L’ellipse entraîne cependant des vides dans la narration que
l’on a parfois du mal à combler, mais aussi ce qui peut
apparaître comme un certain laxisme dans le suivi narratif -
la facilité, par exemple, qu’a ce pêcheur mal dégrossi à
naviguer dans les rues de Tokyo, dans tout moyen de
transport qui lui tombe sous la main. Les excès de violence
sont jugulés, non la tendance au surréalisme, même si elle
est justifiée dans les faits, comme la pluie de poissons que
l’on dit causée parfois par un typhon, mais qui, dans
« Across the Furious Sea », produit un effet très appuyé de
film d’horreur.
§… mais
trop long, malgré les ellipses
Le
film reste cependant maîtrisé, l’un de ses principaux atouts
tenant au jeu contrasté des acteurs, et en particulier les
deux principaux :
Huang Bo (黄渤)
dans le rôle de Jin Yunshi et Zhou Xun (周迅)

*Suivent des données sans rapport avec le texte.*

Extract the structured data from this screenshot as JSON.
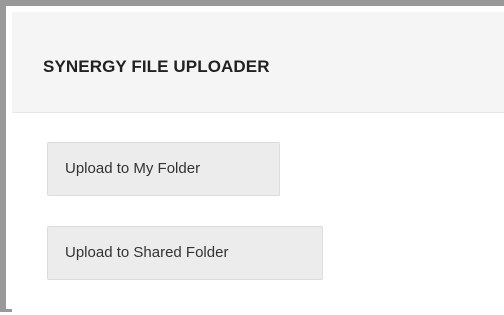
{
  "header": {
    "title": "SYNERGY FILE UPLOADER"
  },
  "actions": {
    "upload_my_folder_label": "Upload to My Folder",
    "upload_shared_folder_label": "Upload to Shared Folder"
  },
  "colors": {
    "frame_border": "#999999",
    "header_background": "#f5f5f5",
    "button_background": "#ececec",
    "button_border": "#dcdcdc",
    "title_text": "#222222",
    "button_text": "#333333"
  }
}
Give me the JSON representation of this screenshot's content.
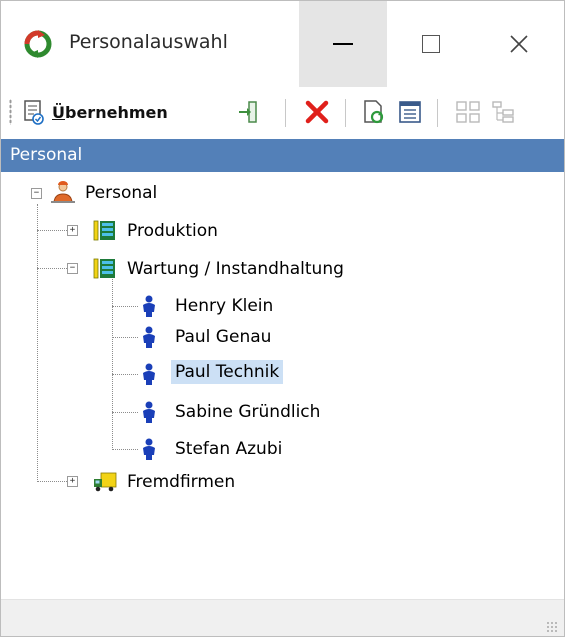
{
  "window": {
    "title": "Personalauswahl",
    "controls": {
      "minimize": "—",
      "maximize": "☐",
      "close": "✕"
    }
  },
  "toolbar": {
    "apply_label_underlined": "Ü",
    "apply_label_rest": "bernehmen"
  },
  "panel": {
    "header": "Personal"
  },
  "tree": {
    "root": {
      "label": "Personal",
      "icon": "person-group-icon"
    },
    "groups": [
      {
        "label": "Produktion",
        "icon": "department-icon",
        "expanded": false
      },
      {
        "label": "Wartung / Instandhaltung",
        "icon": "department-icon",
        "expanded": true,
        "children": [
          {
            "label": "Henry Klein",
            "selected": false
          },
          {
            "label": "Paul Genau",
            "selected": false
          },
          {
            "label": "Paul Technik",
            "selected": true
          },
          {
            "label": "Sabine Gründlich",
            "selected": false
          },
          {
            "label": "Stefan Azubi",
            "selected": false
          }
        ]
      },
      {
        "label": "Fremdfirmen",
        "icon": "truck-icon",
        "expanded": false
      }
    ]
  },
  "colors": {
    "header_bg": "#5380b8",
    "selection_bg": "#cce0f5",
    "person_icon": "#1a3fb8",
    "delete_red": "#e0201b"
  }
}
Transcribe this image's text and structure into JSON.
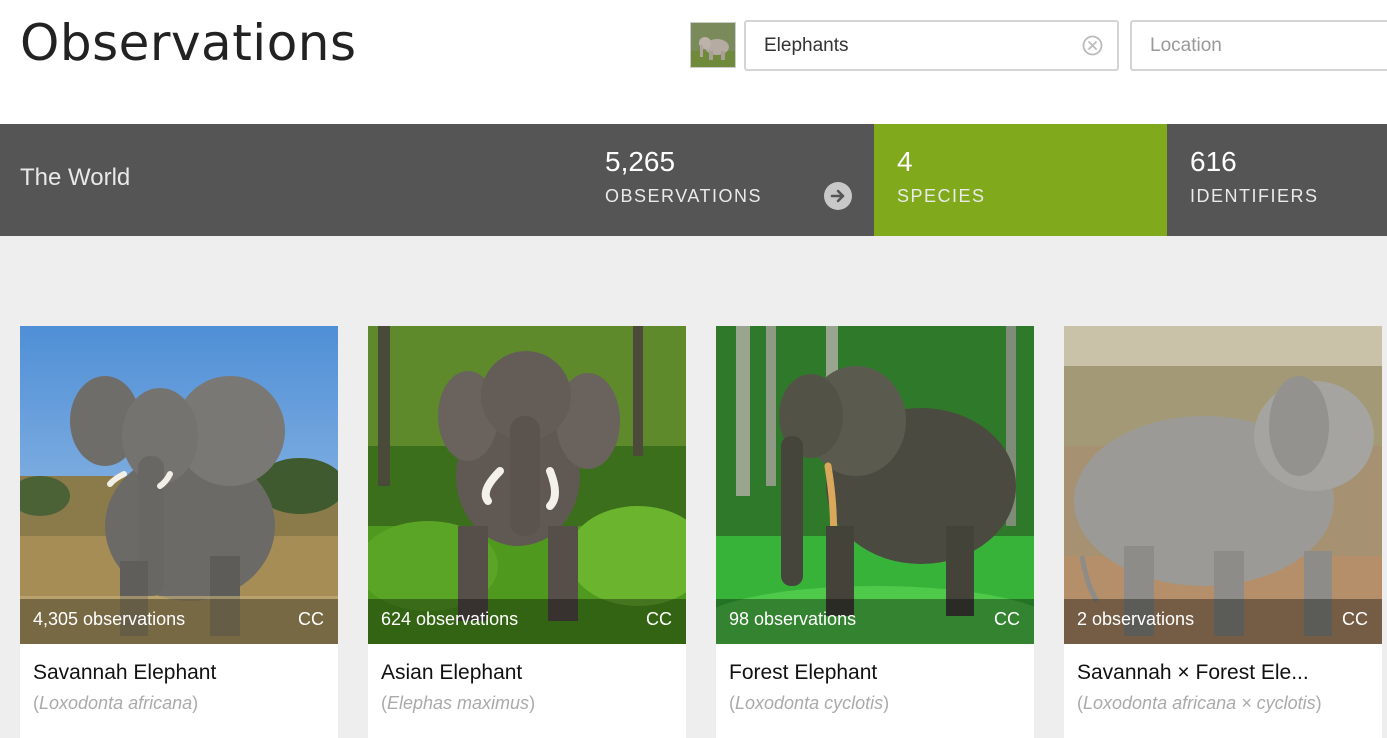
{
  "header": {
    "title": "Observations",
    "search_value": "Elephants",
    "location_placeholder": "Location"
  },
  "stats": {
    "place": "The World",
    "observations": {
      "count": "5,265",
      "label": "OBSERVATIONS"
    },
    "species": {
      "count": "4",
      "label": "SPECIES"
    },
    "identifiers": {
      "count": "616",
      "label": "IDENTIFIERS"
    }
  },
  "colors": {
    "stats_bar": "#555555",
    "active_tab": "#80aa1c",
    "grid_background": "#eeeeee"
  },
  "species": [
    {
      "observations": "4,305 observations",
      "license": "CC",
      "common_name": "Savannah Elephant",
      "scientific_name": "Loxodonta africana"
    },
    {
      "observations": "624 observations",
      "license": "CC",
      "common_name": "Asian Elephant",
      "scientific_name": "Elephas maximus"
    },
    {
      "observations": "98 observations",
      "license": "CC",
      "common_name": "Forest Elephant",
      "scientific_name": "Loxodonta cyclotis"
    },
    {
      "observations": "2 observations",
      "license": "CC",
      "common_name": "Savannah × Forest Ele...",
      "scientific_name": "Loxodonta africana × cyclotis"
    }
  ]
}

dans le rôle de Jing Lan, une Zhou Xun métamorphosée dans ce
film de
Cao Baoping,
quinze ans après « The Equation of Love and Death » (《李米的猜想》).
Huang Bo dans le rôle
de Jin Yunshi, à la recherche de Miaomiao
Une Zhou Xun
métamorphosée dans le rôle de Jing Lan
Mais,
à 144’, en dépit du style fragmenté et elliptique qui
devrait conduire à un film resserré, il est beaucoup trop
long, et inutilement. Il est vrai que c’est une tendance
générale du cinéma chinois aujourd’hui, mais on peut quand
même se demander si ce n’est pas un problème de montage :
celui de « Across the Furious Sea » est signé Yan Yiping (鄢一平),
et il se trouve que c’est le même monteur que celui du film
de
Liu Jiayin (刘伽因),
« All
Ears » (《不虚此行》),
sorti en même temps et lui aussi traînant en longueur, film
dont Cao Baoping était justement producteur exécutif.
Across
the Furious Sea, sous-titres chinois et anglais
[1]Le cosplay
estune sorte de jeu
de rôle très populaire parmi les jeunes au Japon,
qui consiste à se mettre littéralement dans la peau
d’un personnage de fiction en l’imitant de manière
extrêmement précise, jusque dans la coupe de cheveux
et le maquillage. Le cosplay fait aujourd’hui des
émules en Chine, on en trouve un exemple dans la
novella de
Lu Min (魯敏)
«
Peut-être qu’il s’est passé quelque
chose » (《或有故事曾经发生》).
Dans le film de Cao Baoping, le cosplay apporte un
élément d’irréalité identitaire qui ajoute au
malaise ressenti du fait de la violence inhérente au
scénario.
[2]
Liu Xin en avait peur car il la
harcelait. Le jour du crime, elle rentrait avec
Jiang Ge lorsqu’elle a vu surgir Chen Shifeng qui
l’attendait. Paniquée, elle est entrée dans
l’appartement en fermant la porte derrière elle.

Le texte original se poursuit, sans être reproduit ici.